The judge had to keep reminding Franken that personal value judgments take a back seat to the law ... a concept that was clearly foreign to the former entertainer.

Jeff Darcy's editorial cartoon of March 22, 2017 pictured Sen. Al Franken grilling Supreme Court nominee Neil Gorsuch.Jeff Darcy, cleveland.com 

The use by Franken and others of Gorsuch's dissenting opinion in the now-famous "frozen trucker case," as a way to paint the judge as unsympathetic to the common folk, is revealing.

In January 2009, a trucker named Alphonse Maddin was driving through subzero weather in Illinois when he couldn't find his approved refueling station and pulled off the road. The brakes on his rig froze as a result, and he was told to stay with the truck until help arrived. After waiting three hours in an unheated cab, he unhooked his trailer and drove to a gas station. The repair crew arrived 15 minutes later, and Maddin ended up being fired for abandoning his cargo.

Maddin filed a complaint with the Occupational Safety and Health Administration, which is an arm of the U.S. Department of Labor. His complaint was dismissed, but he appealed up the chain in the DOL, where ultimately an administrative law judge determined that he was protected under a safe-driving-related whistleblower statute (because he had reported the frozen brake line) and therefore had been dismissed illegally.

When the case reached the three-judge panel for the 10th U.S. Circuit Court of Appeals, two judges agreed with the whistleblower angle. Gorsuch dissented.

A reading of the decision -- and particularly of Gorsuch's dissent -- is instructive.  His writing was simple, direct and elegant -- reminiscent of Justice Scalia's style, actually -- in delineating the judges' major responsibility, which is to determine what the law says and whether it was followed.

"It might be fair to ask whether [the trucking company's] decision was a wise or kind one," Gorsuch wrote. "But it's not our job to answer questions like that. Our only task is to decide whether the decision [to fire Maddin] was an illegal one."

He went on: "... there is simply no law anyone has pointed us to giving employees the right to operate their vehicles in ways their employers forbid. Maybe the [DOL] would like such a law, maybe someday Congress will adorn our federal statute books with such a law. But it isn't there yet. And it isn't our job to write one - or to allow the [DOL] to write one in Congress's place."

That is the crux of the matter, both in this case and in what we might expect from Justice Gorsuch.

Maddin was a sympathetic character, but it doesn't matter what Gorsuch thought of Maddin's plight.

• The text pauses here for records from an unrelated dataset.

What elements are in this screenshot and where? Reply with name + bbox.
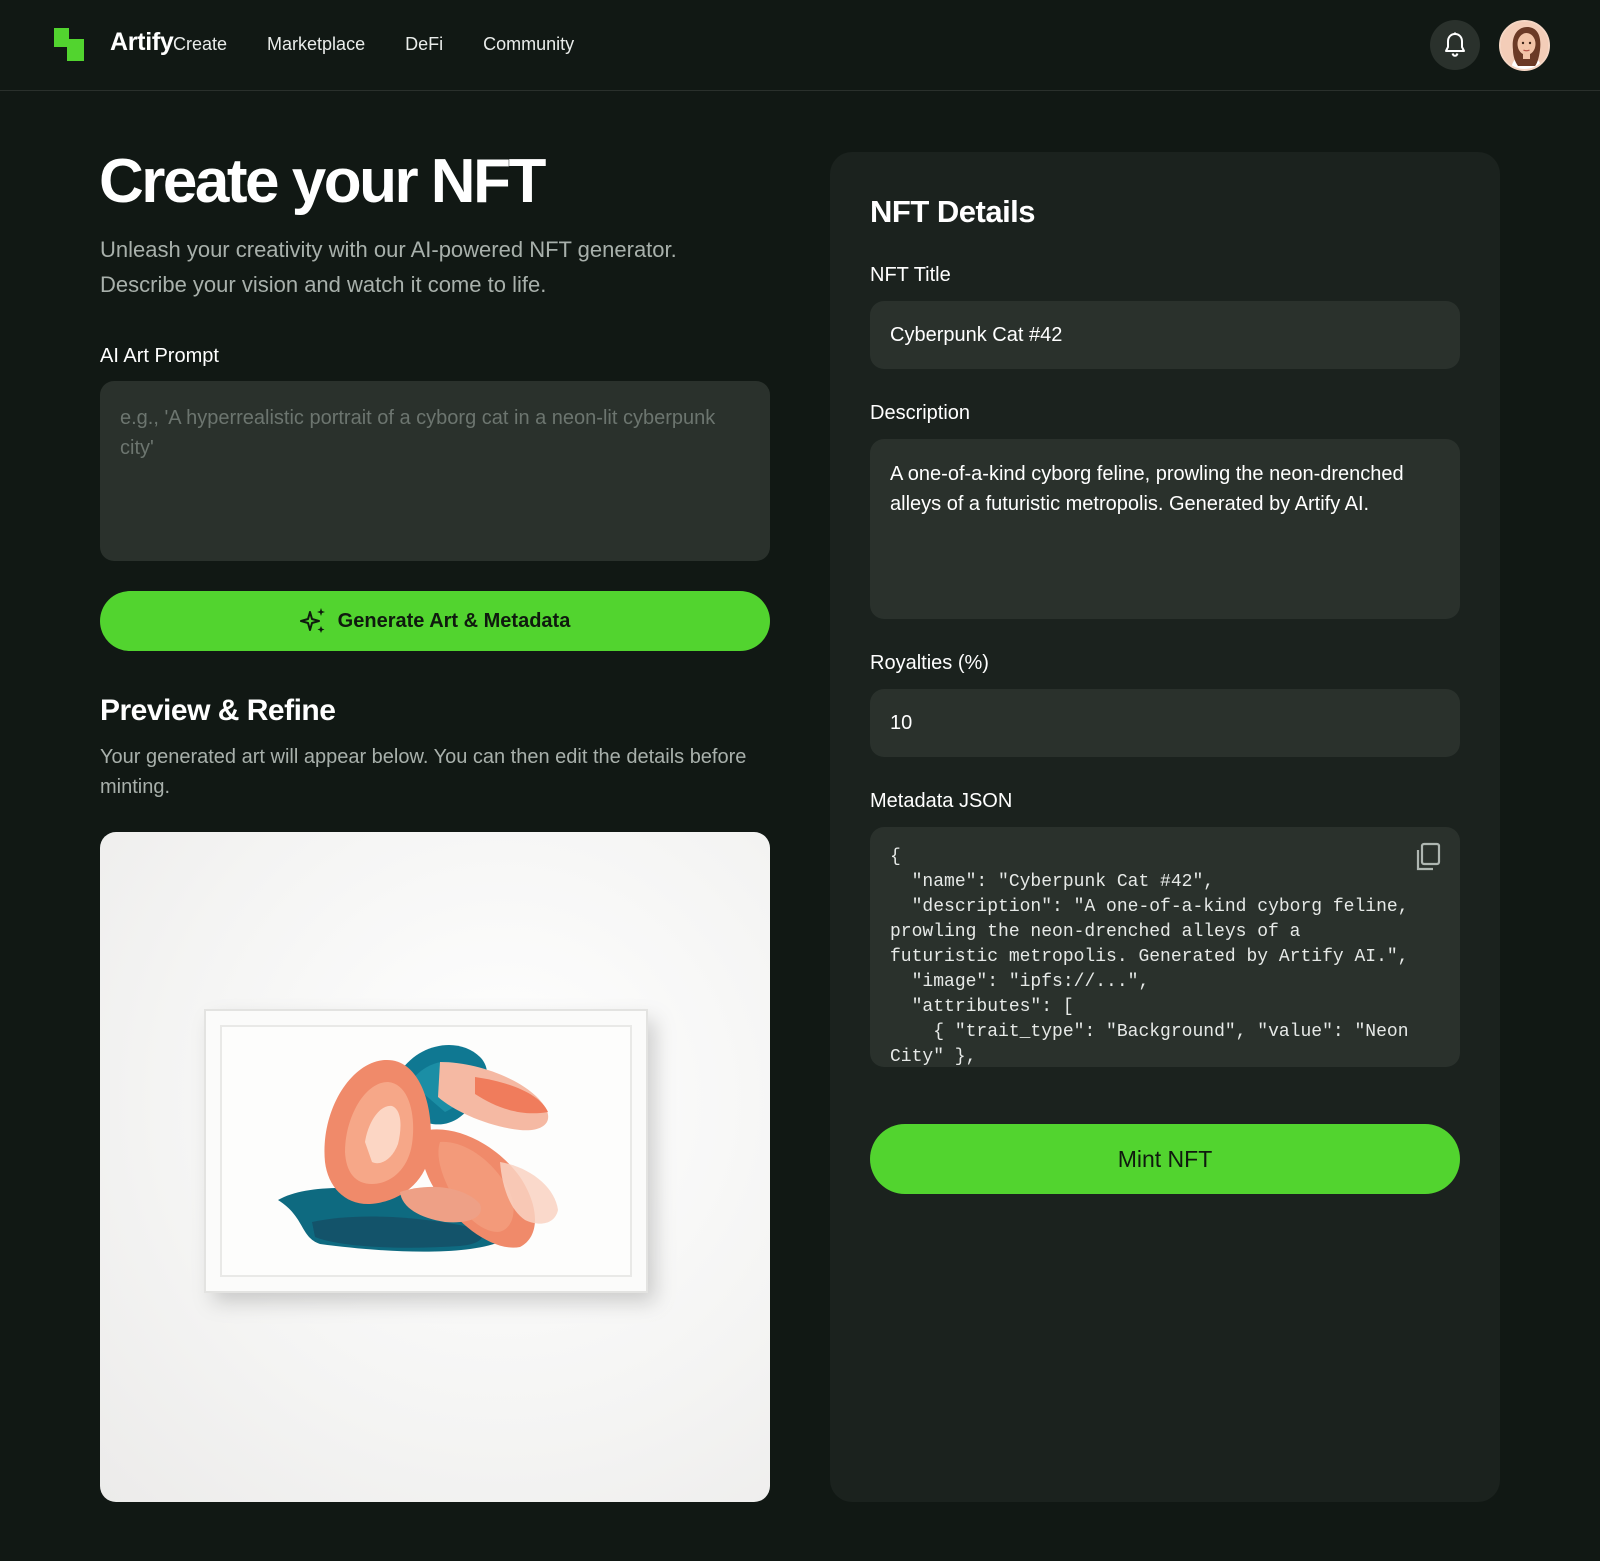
royalties-label: Royalties (%) — [870, 652, 989, 674]
page-title: Create your NFT — [99, 147, 546, 216]
metadata-label: Metadata JSON — [870, 790, 1013, 812]
metadata-json-text: { "name": "Cyberpunk Cat #42", "descript… — [890, 847, 1409, 1067]
royalties-value: 10 — [890, 711, 913, 734]
logo-mark-icon[interactable] — [54, 28, 86, 62]
nav-item-community[interactable]: Community — [483, 34, 574, 55]
nft-title-value: Cyberpunk Cat #42 — [890, 323, 1063, 346]
prompt-input[interactable] — [100, 381, 770, 561]
nft-details-title: NFT Details — [870, 194, 1036, 229]
description-label: Description — [870, 402, 971, 424]
metadata-json-box[interactable]: { "name": "Cyberpunk Cat #42", "descript… — [870, 827, 1460, 1067]
nft-title-input[interactable]: Cyberpunk Cat #42 — [870, 301, 1460, 369]
royalties-input[interactable]: 10 — [870, 689, 1460, 757]
top-navbar: Artify Create Marketplace DeFi Community — [0, 0, 1600, 91]
nav-item-marketplace[interactable]: Marketplace — [267, 34, 365, 55]
main-nav: Create Marketplace DeFi Community — [173, 34, 614, 55]
notifications-button[interactable] — [1430, 20, 1480, 70]
bell-icon — [1445, 32, 1465, 57]
brand-name[interactable]: Artify — [110, 28, 174, 57]
sparkles-icon — [299, 608, 325, 633]
generate-button[interactable]: Generate Art & Metadata — [100, 591, 770, 651]
art-preview-image — [100, 832, 770, 1502]
framed-art-illustration — [204, 1009, 648, 1293]
nav-item-defi[interactable]: DeFi — [405, 34, 443, 55]
page-subtitle: Unleash your creativity with our AI-powe… — [100, 237, 677, 297]
preview-title: Preview & Refine — [100, 694, 336, 727]
description-value: A one-of-a-kind cyborg feline, prowling … — [890, 463, 1404, 515]
preview-description: Your generated art will appear below. Yo… — [100, 746, 747, 798]
prompt-label: AI Art Prompt — [100, 345, 219, 367]
description-input[interactable]: A one-of-a-kind cyborg feline, prowling … — [870, 439, 1460, 619]
user-avatar[interactable] — [1499, 20, 1550, 71]
nav-item-create[interactable]: Create — [173, 34, 227, 55]
mint-nft-button[interactable]: Mint NFT — [870, 1124, 1460, 1194]
generate-button-label: Generate Art & Metadata — [337, 609, 571, 632]
avatar-illustration — [1501, 22, 1548, 69]
nft-title-label: NFT Title — [870, 264, 951, 286]
copy-icon[interactable] — [1414, 842, 1442, 872]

Just as it didn't matter what Scalia thought of people who burn the flag when he strongly wrote that flag-burning is protected free expression under the First Amendment. It only matters what the Constitution and the law say.

It is not the judges' job to create new laws when they do not like the existing ones. That's the job of the legislative branch of government.

Happily, in Neil Gorsuch, we will be getting a Supreme Court justice who understands the difference.

Ted Diadiun is a member of the editorial board of cleveland.com and The Plain Dealer.